Dia tidak takut terhadap bahaya, dan tidak goyah walau sudah melakukan kejahatan. Puncaknya adalah ketika dia berhasil mengembalikan pikiran rasional mayat yang dihidupkan, sebelum kembali mencari tantangan baru dengan bereksperimen untuk menghidupkan kembali bagian-bagian tubuh yang sudah terpisah. Dia punya ide liar tentang kemampuan vital mandiri dari sel-sel organik serta jaringan syaraf yang terpisah dari struktur fisiologis alaminya, dan dia berhasil mencapai kesuksesan kecil dalam bentuk jaringan hidup yang diambil dari telur sejenis reptil yang sudah hampir menetas. Dia berniat membuktikan dua poin: pertama, apakah kesadaran dan tindakan rasional bisa terwujud dari syaraf tulang belakang dan berbagai pusat syaraf, bukannya otak. Kedua, apakah ada semacam hubungan tak terlihat selain sel-sel jaringan di dalam anggota tubuh yang tadinya masih menyatu dalam satu organisme hidup. Penelitian ini membutuhkan mayat manusia segar dalam jumlah besar, dan inilah sebabnya mengapa Herbert West bergabung dalam Perang Dunia.

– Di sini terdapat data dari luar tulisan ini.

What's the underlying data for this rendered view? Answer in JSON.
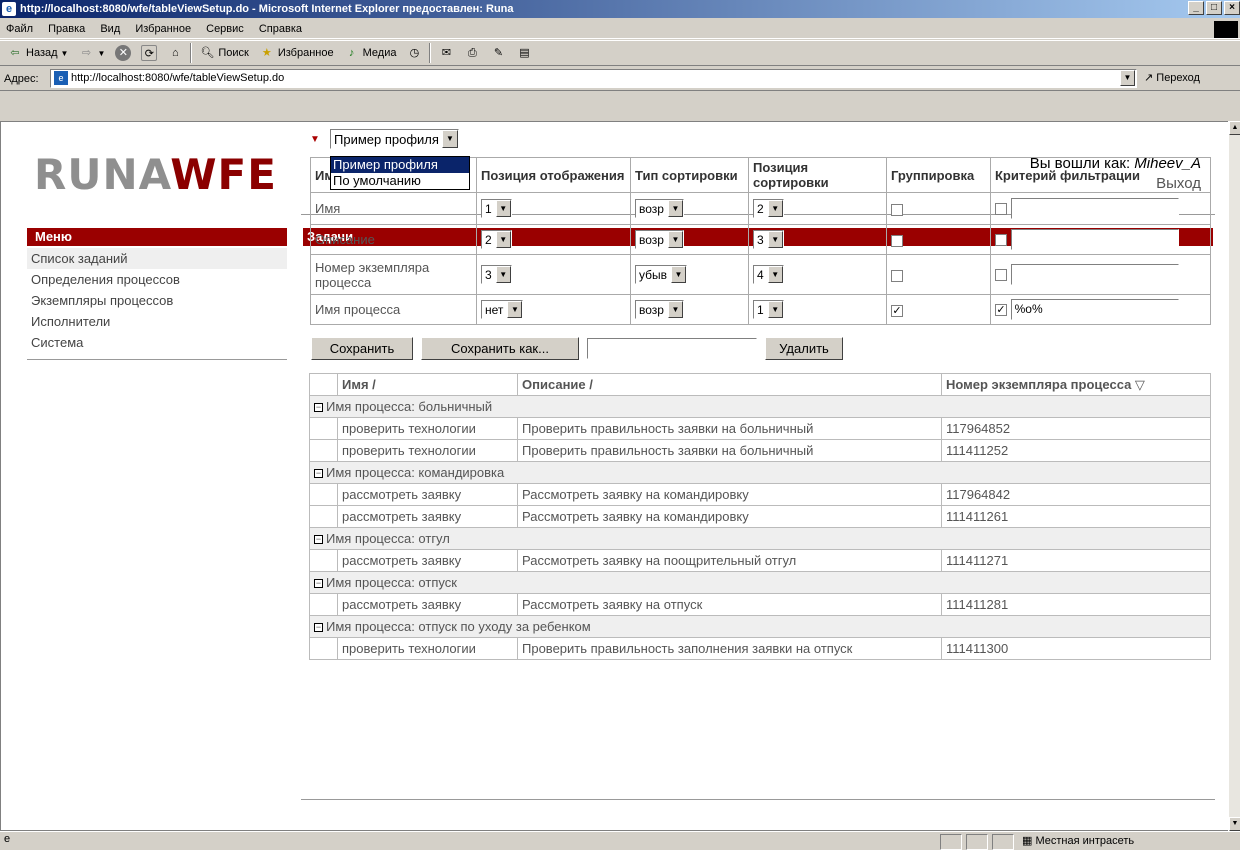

Peristiwa itu terjadi pada suatu tengah malam di bulan Maret tahun 1915, di rumah sakit darurat di belakang garis depan di St. Eloi. Sampai sekarang aku masih bertanya-tanya apakah itu mimpi buruk. West punya laboratorium pribadi di ruangan timur rumah sakit, di kantor sementara yang lebih mirip kandang, yang berhasil diperolehnya dengan alasan bahwa dirinya sedang mengembangkan metode radikal untuk merawat korban yang kehilangan anggota badan. Di sana, dia bekerja seperti tukang jagal di tengah ladang pembantaian. Aku tak pernah terbiasa dengan caranya menangani dan mengelompokkan bahan-bahan kerjanya. Di sela-sela waktunya, dia melakukan berbagai operasi sukses pada prajurit terluka, tetapi hasrat utamanya bukan tindakan heroik seperti itu, melainkan sesuatu yang akan membutuhkan banyak penjelasan aneh bahkan di tengah-tengah situasi mengerikan macam perang.

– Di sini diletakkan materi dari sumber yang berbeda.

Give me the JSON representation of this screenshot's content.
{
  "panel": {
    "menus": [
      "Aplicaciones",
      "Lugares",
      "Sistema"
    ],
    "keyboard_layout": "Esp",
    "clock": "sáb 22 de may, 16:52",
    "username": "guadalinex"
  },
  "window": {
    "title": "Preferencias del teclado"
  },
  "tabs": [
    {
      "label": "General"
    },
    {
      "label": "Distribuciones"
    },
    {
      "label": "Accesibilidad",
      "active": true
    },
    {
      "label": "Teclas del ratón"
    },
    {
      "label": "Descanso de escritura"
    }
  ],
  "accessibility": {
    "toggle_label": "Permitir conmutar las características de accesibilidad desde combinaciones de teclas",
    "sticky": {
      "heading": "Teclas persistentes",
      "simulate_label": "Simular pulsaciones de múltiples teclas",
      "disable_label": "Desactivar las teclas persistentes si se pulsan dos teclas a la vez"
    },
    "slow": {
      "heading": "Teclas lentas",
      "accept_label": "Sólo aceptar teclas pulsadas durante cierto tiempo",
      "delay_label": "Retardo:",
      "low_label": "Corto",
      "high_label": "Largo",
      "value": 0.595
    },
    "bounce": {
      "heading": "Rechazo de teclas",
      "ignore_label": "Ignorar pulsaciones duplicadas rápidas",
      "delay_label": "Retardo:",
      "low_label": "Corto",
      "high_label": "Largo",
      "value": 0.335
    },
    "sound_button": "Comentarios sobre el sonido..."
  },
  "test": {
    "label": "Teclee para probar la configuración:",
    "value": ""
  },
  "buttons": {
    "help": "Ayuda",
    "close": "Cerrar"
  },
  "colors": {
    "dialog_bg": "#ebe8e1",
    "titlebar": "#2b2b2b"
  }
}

Suara tembakan pistol bukan hal yang aneh di medan perang, tetapi tidak demikian halnya jika terdengar di rumah sakit. Spesimen West yang sudah dihidupkan tidak dimaksudkan untuk hidup lama atau dipertontonkan di depan orang banyak. Selain jaringan manusia, West juga menggunakan jaringan embrio reptil yang sudah dia kembangkan dengan sukses. Bahan itu jauh lebih baik untuk menjaga tanda-tanda kehidupan dalam potongan jaringan ketimbang yang dari tubuh manusia. Hanya itu yang menjadi perhatian West. Di sudut gelap laboratorium, tepat di atas tungku inkubator buatan sendiri, dia menyimpan wadah besar tertutup yang dipenuhi jaringan sel reptil, yang semakin berlipat ganda dan menjadi gembung menjijikkan.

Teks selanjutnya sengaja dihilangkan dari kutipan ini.